L’action de la France en faveur de l’Agenda 2030 est pilo­tée, au niveau poli­tique, par un comi­té mul­tiac­teur copré­si­dé par les secré­taires d’État Brune Poir­son et Jean-Bap­tiste Lemoyne, pla­cés res­pec­ti­ve­ment auprès des ministres de la Tran­si­tion éco­lo­gique et soli­daire et de l’Europe et des Affaires étran­gères. L’action de l’administration est coor­don­née par la délé­guée inter­mi­nis­té­rielle au déve­lop­pe­ment durable (DIDD), sous l’autorité du Pre­mier ministre. La DIDD s’appuie à la fois sur les ser­vices du minis­tère de la Tran­si­tion éco­lo­gique et soli­daire et sur le réseau des hauts fonc­tion­naires au déve­lop­pe­ment durable (HFDD) nom­més au sein de chaque ministère.

Pour res­ter effi­cace, le dis­po­si­tif repose éga­le­ment sur une orga­ni­sa­tion ODD par ODD. Des minis­tères pilotes ont ain­si été iden­ti­fiés et char­gés de pilo­ter les tra­vaux pour l’ODD dont ils sont res­pon­sables. Ils ont pour mis­sion de mener les tra­vaux de revue des poli­tiques publiques, d’effectuer une ana­lyse des lacunes (gap ana­ly­sis), d’organiser la concer­ta­tion avec les par­ties pre­nantes et d’assurer le rap­por­tage régu­lier. La gou­ver­nance fran­çaise sur les ODD vise à asso­cier étroi­te­ment les orga­ni­sa­tions de la socié­té civile aux étapes de mise en œuvre. C’est le cas au tra­vers d’instances offi­cielles de concer­ta­tion propres à chaque minis­tère, comme le Conseil natio­nal de la tran­si­tion éco­lo­gique (CNTE), pour le minis­tère en charge de l’Environnement, ou le Conseil natio­nal pour le déve­lop­pe­ment et la soli­da­ri­té inter­na­tio­nale (CNDSI), au sein du minis­tère en charge des Affaires étrangères.

L’Insee assure la coor­di­na­tion des tra­vaux sta­tis­tiques sur les ODD aux niveaux natio­nal et inter­na­tio­nal.

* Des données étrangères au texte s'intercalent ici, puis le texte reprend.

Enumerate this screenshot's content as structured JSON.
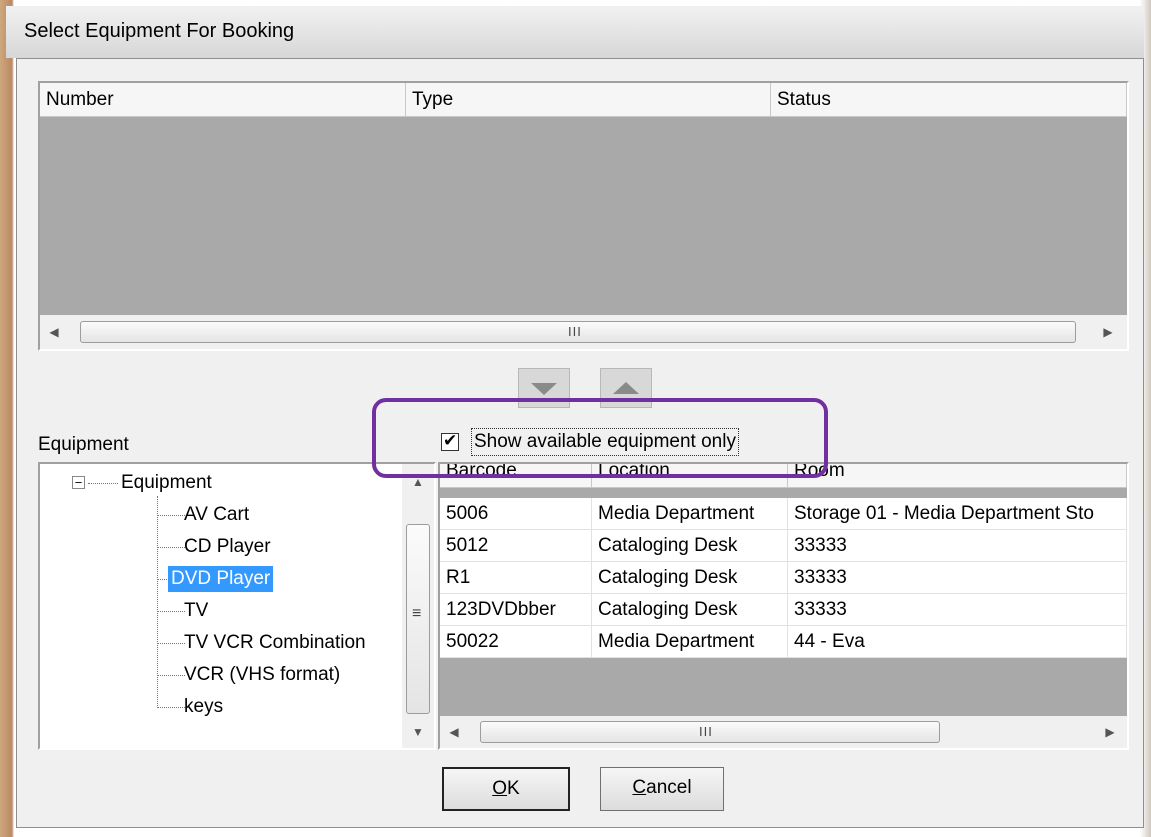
{
  "window": {
    "title": "Select Equipment For Booking"
  },
  "selected_table": {
    "columns": [
      "Number",
      "Type",
      "Status"
    ],
    "rows": [],
    "scroll_grip": "III"
  },
  "move_buttons": {
    "add_icon": "triangle-down-icon",
    "remove_icon": "triangle-up-icon"
  },
  "equipment_label": "Equipment",
  "filter": {
    "label": "Show available equipment only",
    "checked": true,
    "check_glyph": "✔"
  },
  "tree": {
    "root": "Equipment",
    "expander": "−",
    "items": [
      "AV Cart",
      "CD Player",
      "DVD Player",
      "TV",
      "TV VCR Combination",
      "VCR (VHS format)",
      "keys"
    ],
    "selected": "DVD Player",
    "scroll_grip": "≡"
  },
  "available_table": {
    "columns": [
      "Barcode",
      "Location",
      "Room"
    ],
    "rows": [
      [
        "5006",
        "Media Department",
        "Storage 01 - Media Department Sto"
      ],
      [
        "5012",
        "Cataloging Desk",
        "33333"
      ],
      [
        "R1",
        "Cataloging Desk",
        "33333"
      ],
      [
        "123DVDbber",
        "Cataloging Desk",
        "33333"
      ],
      [
        "50022",
        "Media Department",
        "44 - Eva"
      ]
    ],
    "scroll_grip": "III"
  },
  "buttons": {
    "ok": {
      "mnemonic": "O",
      "rest": "K"
    },
    "cancel": {
      "mnemonic": "C",
      "rest": "ancel"
    }
  },
  "colors": {
    "highlight": "#7030a0",
    "selection": "#3399ff",
    "empty_grid": "#a9a9a9"
  }
}
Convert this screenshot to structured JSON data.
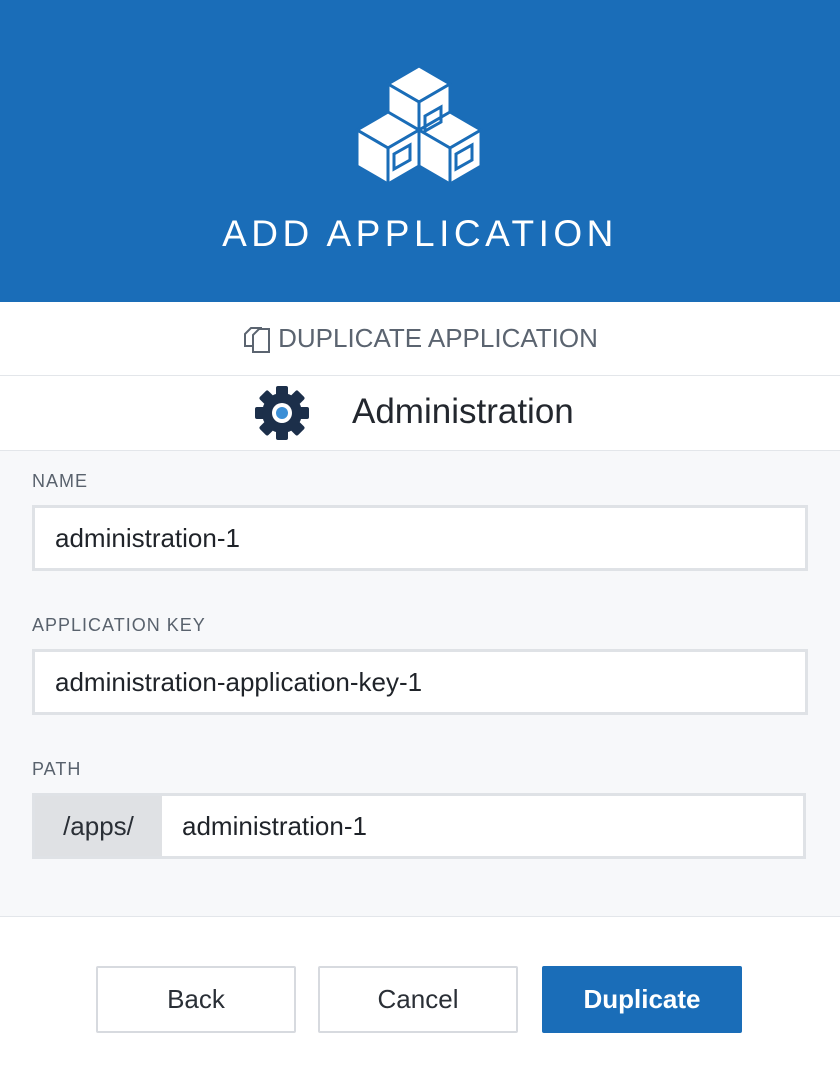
{
  "header": {
    "title": "ADD APPLICATION",
    "logo_icon": "stacked-cubes-icon",
    "background_color": "#1a6db8"
  },
  "subheader": {
    "icon": "copy-icon",
    "label": "DUPLICATE APPLICATION"
  },
  "application": {
    "icon": "gear-icon",
    "name": "Administration"
  },
  "form": {
    "name": {
      "label": "NAME",
      "value": "administration-1"
    },
    "key": {
      "label": "APPLICATION KEY",
      "value": "administration-application-key-1"
    },
    "path": {
      "label": "PATH",
      "prefix": "/apps/",
      "value": "administration-1"
    }
  },
  "buttons": {
    "back": "Back",
    "cancel": "Cancel",
    "duplicate": "Duplicate",
    "primary_color": "#1a6db8"
  }
}
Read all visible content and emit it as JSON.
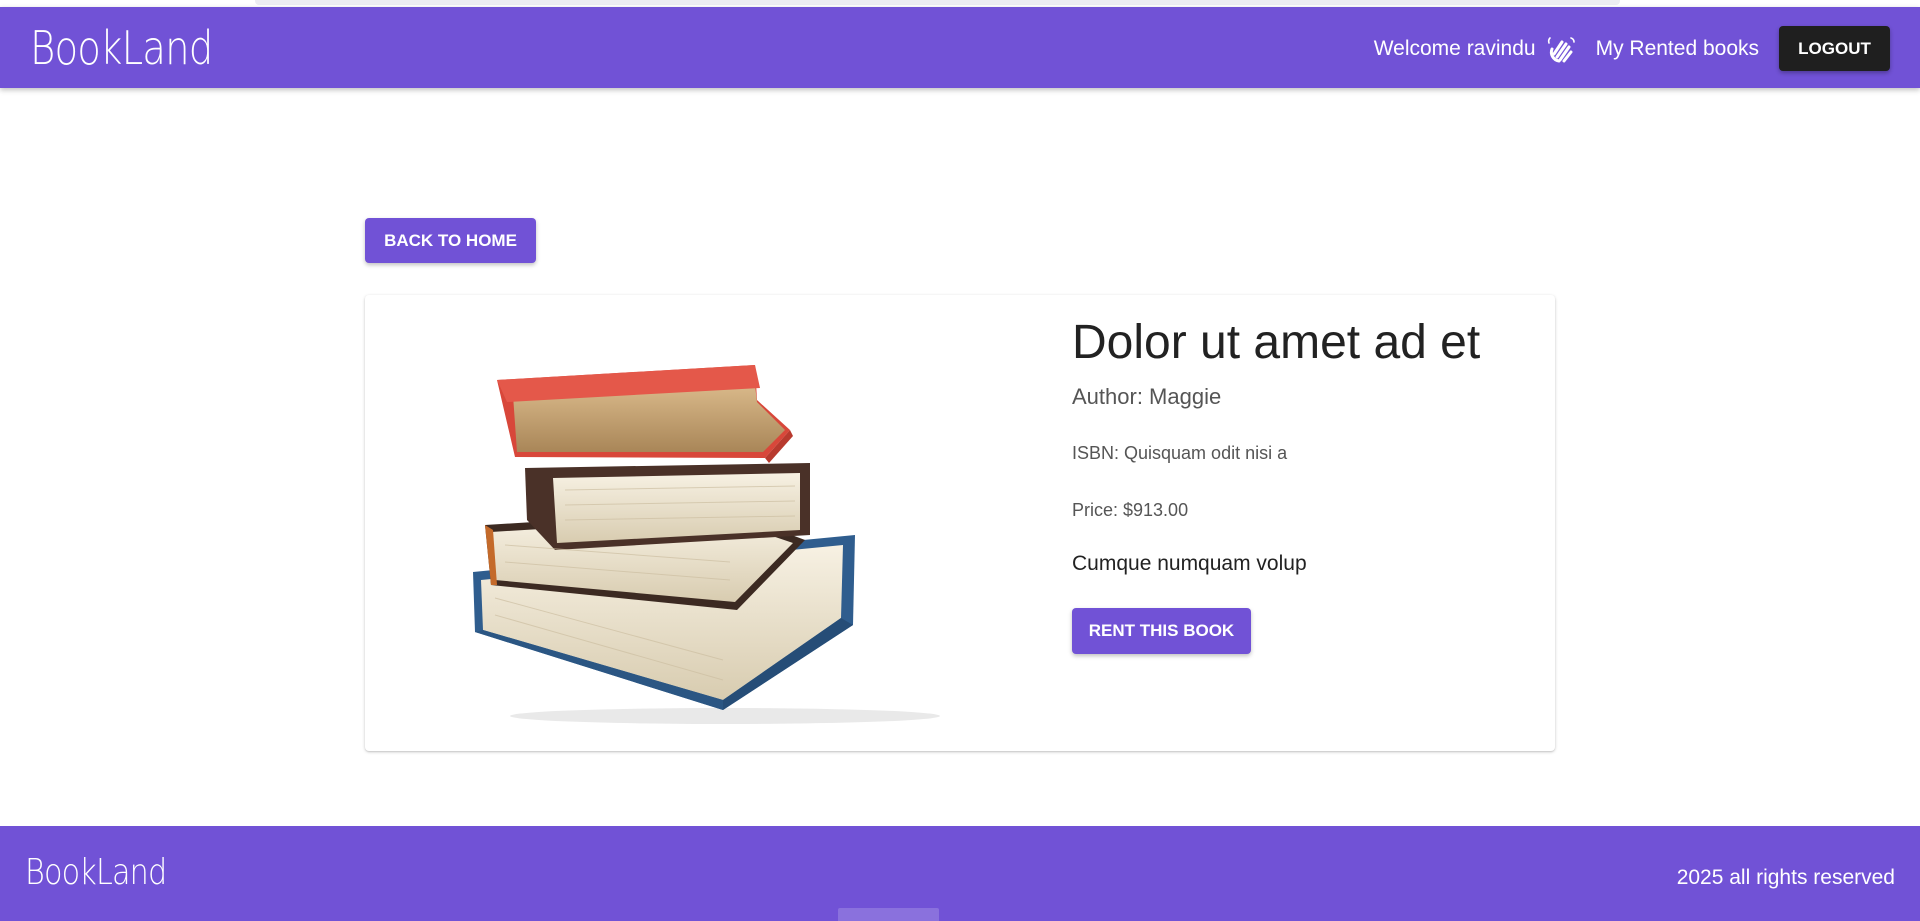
{
  "app": {
    "brand": "BookLand",
    "accent_color": "#7152d6",
    "dark_button_color": "#1f1f1f"
  },
  "navbar": {
    "welcome_text": "Welcome ravindu",
    "wave_icon": "waving-hand-icon",
    "rented_books_label": "My Rented books",
    "logout_label": "LOGOUT"
  },
  "page": {
    "back_label": "BACK TO HOME"
  },
  "book": {
    "image_icon": "stack-of-books-image",
    "title": "Dolor ut amet ad et",
    "author": "Author: Maggie",
    "isbn": "ISBN: Quisquam odit nisi a",
    "price": "Price: $913.00",
    "description": "Cumque numquam volup",
    "rent_label": "RENT THIS BOOK"
  },
  "footer": {
    "brand": "BookLand",
    "copyright": "2025 all rights reserved"
  }
}
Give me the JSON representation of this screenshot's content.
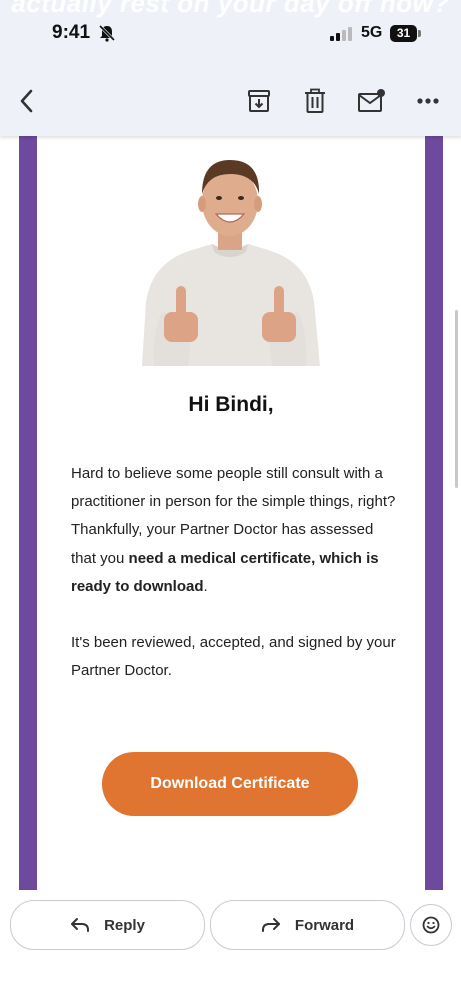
{
  "status_bar": {
    "time": "9:41",
    "network": "5G",
    "battery": "31"
  },
  "header_ghost_text": "actually rest on your day off now?",
  "toolbar": {
    "back_icon": "chevron-left-icon",
    "archive_icon": "archive-icon",
    "delete_icon": "trash-icon",
    "mark_unread_icon": "mail-unread-icon",
    "more_icon": "more-horizontal-icon"
  },
  "email": {
    "frame_color": "#6d4a9e",
    "greeting": "Hi Bindi,",
    "paragraph1": "Hard to believe some people still consult with a practitioner in person for the simple things, right?",
    "paragraph2_start": "Thankfully, your Partner Doctor has assessed that you ",
    "paragraph2_bold": "need a medical certificate, which is ready to download",
    "paragraph2_end": ".",
    "paragraph3": "It's been reviewed, accepted, and signed by your Partner Doctor.",
    "cta_label": "Download Certificate",
    "cta_color": "#e07431"
  },
  "actions": {
    "reply_label": "Reply",
    "forward_label": "Forward",
    "emoji_icon": "smiley-icon"
  }
}
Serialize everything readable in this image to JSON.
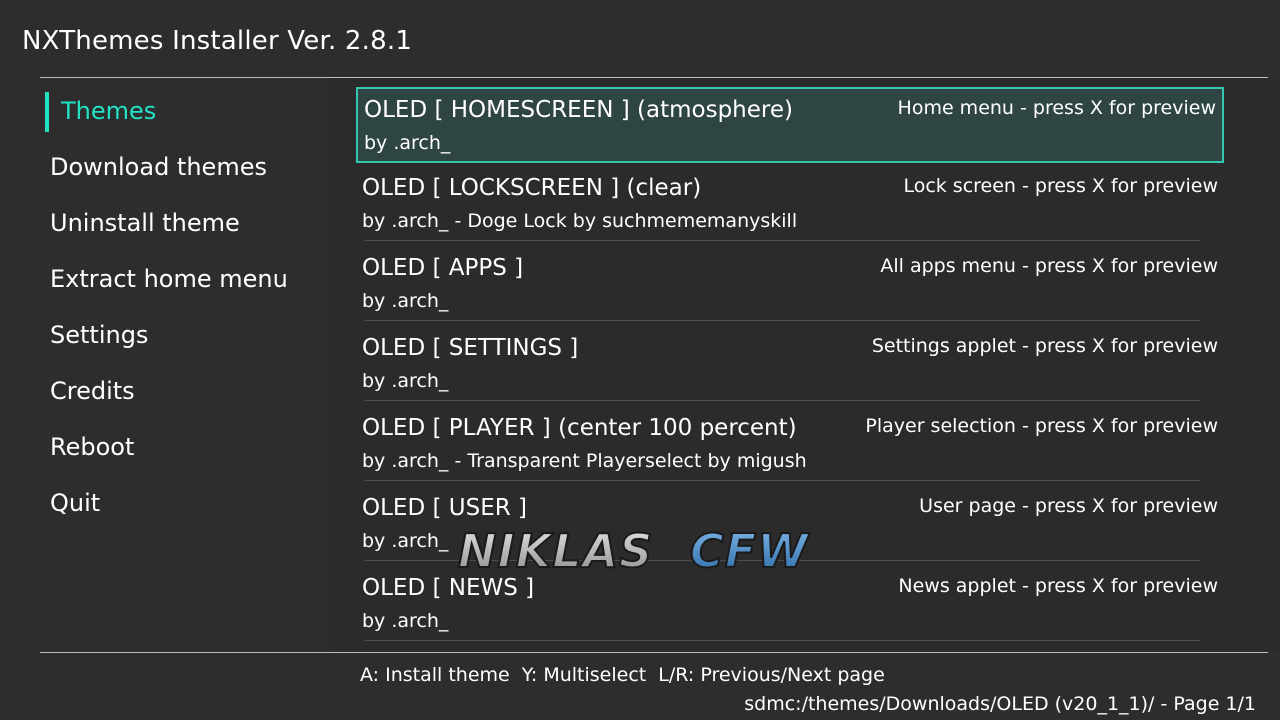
{
  "app": {
    "title": "NXThemes Installer Ver. 2.8.1"
  },
  "colors": {
    "accent": "#22e3c4",
    "background": "#2d2d2d",
    "selected_row": "#2f4543"
  },
  "sidebar": {
    "items": [
      {
        "label": "Themes",
        "active": true
      },
      {
        "label": "Download themes"
      },
      {
        "label": "Uninstall theme"
      },
      {
        "label": "Extract home menu"
      },
      {
        "label": "Settings"
      },
      {
        "label": "Credits"
      },
      {
        "label": "Reboot"
      },
      {
        "label": "Quit"
      }
    ]
  },
  "themes": [
    {
      "name": "OLED [ HOMESCREEN ] (atmosphere)",
      "author": "by .arch_",
      "target": "Home menu - press X for preview",
      "selected": true
    },
    {
      "name": "OLED [ LOCKSCREEN ] (clear)",
      "author": "by .arch_ - Doge Lock by suchmememanyskill",
      "target": "Lock screen - press X for preview"
    },
    {
      "name": "OLED [ APPS ]",
      "author": "by .arch_",
      "target": "All apps menu - press X for preview"
    },
    {
      "name": "OLED [ SETTINGS ]",
      "author": "by .arch_",
      "target": "Settings applet - press X for preview"
    },
    {
      "name": "OLED [ PLAYER ] (center 100 percent)",
      "author": "by .arch_ - Transparent Playerselect by migush",
      "target": "Player selection - press X for preview"
    },
    {
      "name": "OLED [ USER ]",
      "author": "by .arch_",
      "target": "User page - press X for preview"
    },
    {
      "name": "OLED [ NEWS ]",
      "author": "by .arch_",
      "target": "News applet - press X for preview"
    }
  ],
  "footer": {
    "controls": "A: Install theme  Y: Multiselect  L/R: Previous/Next page",
    "path": "sdmc:/themes/Downloads/OLED (v20_1_1)/ - Page 1/1"
  },
  "watermark": {
    "text": "NIKLASCFW"
  }
}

Comme encou­ra­gée par l’Agenda 2030, la France a défi­ni un jeu de 98 indi­ca­teurs pour suivre ses pro­grès de manière plus adap­tée à son contexte natio­nal, les 232 indi­ca­teurs du jeu glo­bal onu­sien ayant été pré­vus pour le sui­vi à l’échelle mon­diale. Fruit des tra­vaux d’un groupe de tra­vail mul­tiac­teur au sein du Conseil natio­nal de l’information sta­tis­tique (Cnis), ces 98 indi­ca­teurs seront sou­mis à des exa­mens régu­liers pour tenir compte de l’évolution des indi­ca­teurs, des poli­tiques natio­nales et de la future feuille de route Agen­da 2030 française.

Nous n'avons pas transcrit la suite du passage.